Police approached Davis about the gas issue, but the landlord seemed not to see the problem, according to the news report. He accused the tenants of breaking a pipe and making themselves sick and also argued when officers pointed out the need for an emergency exit. 

Davis has been charged with nine counts of recklessly endangering another person, since gas crews that inspected the building said it put the tenants in "imminent danger of death."

CO is difficult to detect, as Allegheny Health Network Emergency Medicine Institute Chair Dr. Bobby Kapur told CBS News Pittsburgh. 

"It's odorless, it's colorless, it's tasteless. It could be in the air at high levels, and people in the house may not actually know they are being exposed to it," he said. "If you're having high levels of carbon monoxide poisoning, it can lead to seizure, pass out, or even lead to a coma."

It's common for a landlord to try to save time and money by putting off repairs — sometimes denying there's a need even when the home becomes dangerous.
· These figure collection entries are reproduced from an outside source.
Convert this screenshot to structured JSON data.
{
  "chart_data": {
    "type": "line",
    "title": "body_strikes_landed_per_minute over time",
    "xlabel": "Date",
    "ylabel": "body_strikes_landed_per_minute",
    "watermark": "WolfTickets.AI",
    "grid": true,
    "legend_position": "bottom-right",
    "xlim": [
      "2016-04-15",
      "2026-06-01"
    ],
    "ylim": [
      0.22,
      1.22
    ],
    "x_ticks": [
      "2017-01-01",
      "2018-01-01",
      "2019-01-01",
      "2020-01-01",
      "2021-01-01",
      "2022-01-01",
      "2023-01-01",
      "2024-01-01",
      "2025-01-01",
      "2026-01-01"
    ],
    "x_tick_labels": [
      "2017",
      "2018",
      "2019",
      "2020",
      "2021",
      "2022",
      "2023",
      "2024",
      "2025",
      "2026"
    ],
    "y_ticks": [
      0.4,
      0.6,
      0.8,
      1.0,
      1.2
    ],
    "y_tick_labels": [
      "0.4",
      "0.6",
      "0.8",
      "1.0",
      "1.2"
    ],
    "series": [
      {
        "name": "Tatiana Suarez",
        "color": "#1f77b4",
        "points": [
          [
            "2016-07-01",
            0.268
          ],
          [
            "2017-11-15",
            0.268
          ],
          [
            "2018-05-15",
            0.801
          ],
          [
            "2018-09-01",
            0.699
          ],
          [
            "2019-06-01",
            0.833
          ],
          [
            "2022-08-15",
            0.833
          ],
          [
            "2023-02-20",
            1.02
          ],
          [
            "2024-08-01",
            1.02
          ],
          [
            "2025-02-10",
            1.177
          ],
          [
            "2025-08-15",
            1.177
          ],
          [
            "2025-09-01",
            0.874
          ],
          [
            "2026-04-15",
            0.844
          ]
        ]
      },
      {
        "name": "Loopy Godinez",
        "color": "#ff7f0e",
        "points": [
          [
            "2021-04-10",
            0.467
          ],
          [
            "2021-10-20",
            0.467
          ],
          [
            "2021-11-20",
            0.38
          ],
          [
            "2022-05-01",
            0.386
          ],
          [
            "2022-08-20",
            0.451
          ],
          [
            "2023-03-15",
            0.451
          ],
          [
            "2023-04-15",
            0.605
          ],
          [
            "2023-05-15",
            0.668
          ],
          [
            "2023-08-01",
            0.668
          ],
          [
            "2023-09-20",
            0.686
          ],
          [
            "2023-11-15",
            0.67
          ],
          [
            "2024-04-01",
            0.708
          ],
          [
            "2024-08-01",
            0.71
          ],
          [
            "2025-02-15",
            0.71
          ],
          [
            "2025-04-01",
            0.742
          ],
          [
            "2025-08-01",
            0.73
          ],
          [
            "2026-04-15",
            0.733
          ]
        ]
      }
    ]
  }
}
One landlord even made illegal renovations in response to a similar complaint about carbon monoxide from a furnace.

Because tenants can't always rely on a landlord to keep them healthy, residents should take their own safety measures, as Davis's tenant did by using a CO detector. 

"If you hear the carbon monoxide detector go off, get everybody including pets out of the house as soon as possible and then call 911," Kapur told CBS News Pittsburgh.

Once the immediate danger is over, tenants can call a professional for repairs.

One way to protect yourself and your family from CO poisoning is by investing in electric appliances — like switching from a gas stove to a faster induction stove, from a gas-powered to an electric water heater, or from a conventional home-heating system to an energy-saving heat pump — which do not produce CO as they do not burn gas, wood, or coal to run.

Still, even one home appliance powered by gas — like a grill or a car in your garage — can pose a risk, so no matter how you power your home, it is always best to have a CO detector installed and on at all times.